Welcome to Digital Education Futures
Welcome to Digital Education Futures, a critical journey through emerging technologies reshaping the education landscape. In this module, part of the MA Digital Technologies, Communication and Education program, we will unravel the complexities of generative AI, augmented/virtual reality, data visualisation and more, through detailed case studies and hands-on experiences.

Reading for this week: the preface of Big Data in Education
What do you expect to happen over the next year? What do you expect to happen over the next twelve weeks as students on Digital Education Futures?
What does it mean to talk about the future? The literal meaning of the word is “a period of time following the moment of speaking or writing” or “time regarded as still to come”. In this sense to talk about the future is simply to talk about what hasn’t happened yet but what we expect will or might happen. To talk about the future of education means to talk about what we expect will or might happen in education in the coming years.

Consider your own experience as new students on the MA DTCE.What do you expect to happen over the next year? What do you expect to happen over the next twelve weeks as students on Digital Education Futures? There are some expectations which are likely to be accurate such as studying for two semesters, undertaking a graduation and exploring Manchester in your free time. There are other expectations which might be less accurate because there will inevitably be some things in the next year which surprise you, hopefully in positive ways.

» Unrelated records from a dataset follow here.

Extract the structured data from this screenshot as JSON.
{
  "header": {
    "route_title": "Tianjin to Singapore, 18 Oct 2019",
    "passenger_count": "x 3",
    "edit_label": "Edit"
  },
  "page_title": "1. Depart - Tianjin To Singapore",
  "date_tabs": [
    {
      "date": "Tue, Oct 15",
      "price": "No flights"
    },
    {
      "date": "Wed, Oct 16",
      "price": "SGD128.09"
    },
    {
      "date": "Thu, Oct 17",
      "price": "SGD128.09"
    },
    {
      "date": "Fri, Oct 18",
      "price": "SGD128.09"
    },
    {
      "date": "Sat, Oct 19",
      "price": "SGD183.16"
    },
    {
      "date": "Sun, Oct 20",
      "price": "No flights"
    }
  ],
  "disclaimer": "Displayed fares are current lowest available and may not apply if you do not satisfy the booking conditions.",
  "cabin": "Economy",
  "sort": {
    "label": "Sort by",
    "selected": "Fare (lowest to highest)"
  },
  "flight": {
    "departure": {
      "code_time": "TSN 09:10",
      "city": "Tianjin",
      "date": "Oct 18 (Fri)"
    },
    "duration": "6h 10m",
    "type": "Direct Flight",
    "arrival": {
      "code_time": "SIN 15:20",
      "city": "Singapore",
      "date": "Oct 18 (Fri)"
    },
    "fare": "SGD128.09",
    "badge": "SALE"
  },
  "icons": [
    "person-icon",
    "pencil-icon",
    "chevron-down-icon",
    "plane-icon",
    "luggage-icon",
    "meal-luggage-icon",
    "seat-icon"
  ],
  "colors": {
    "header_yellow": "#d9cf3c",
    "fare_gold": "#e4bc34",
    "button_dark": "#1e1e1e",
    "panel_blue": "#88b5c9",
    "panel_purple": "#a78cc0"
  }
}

We all have expectations about the future but it is far more difficult to make predictions which are reliable. There is a long history of trying to use magical means (such as a crystal ball) to predict the future which reflects the fundamental difficulty of knowing what is going to happen. But the fact we can’t know what is going to happen does not mean we cannot say anything meaningful. By focusing on technology it becomes easier to trace out potential developments.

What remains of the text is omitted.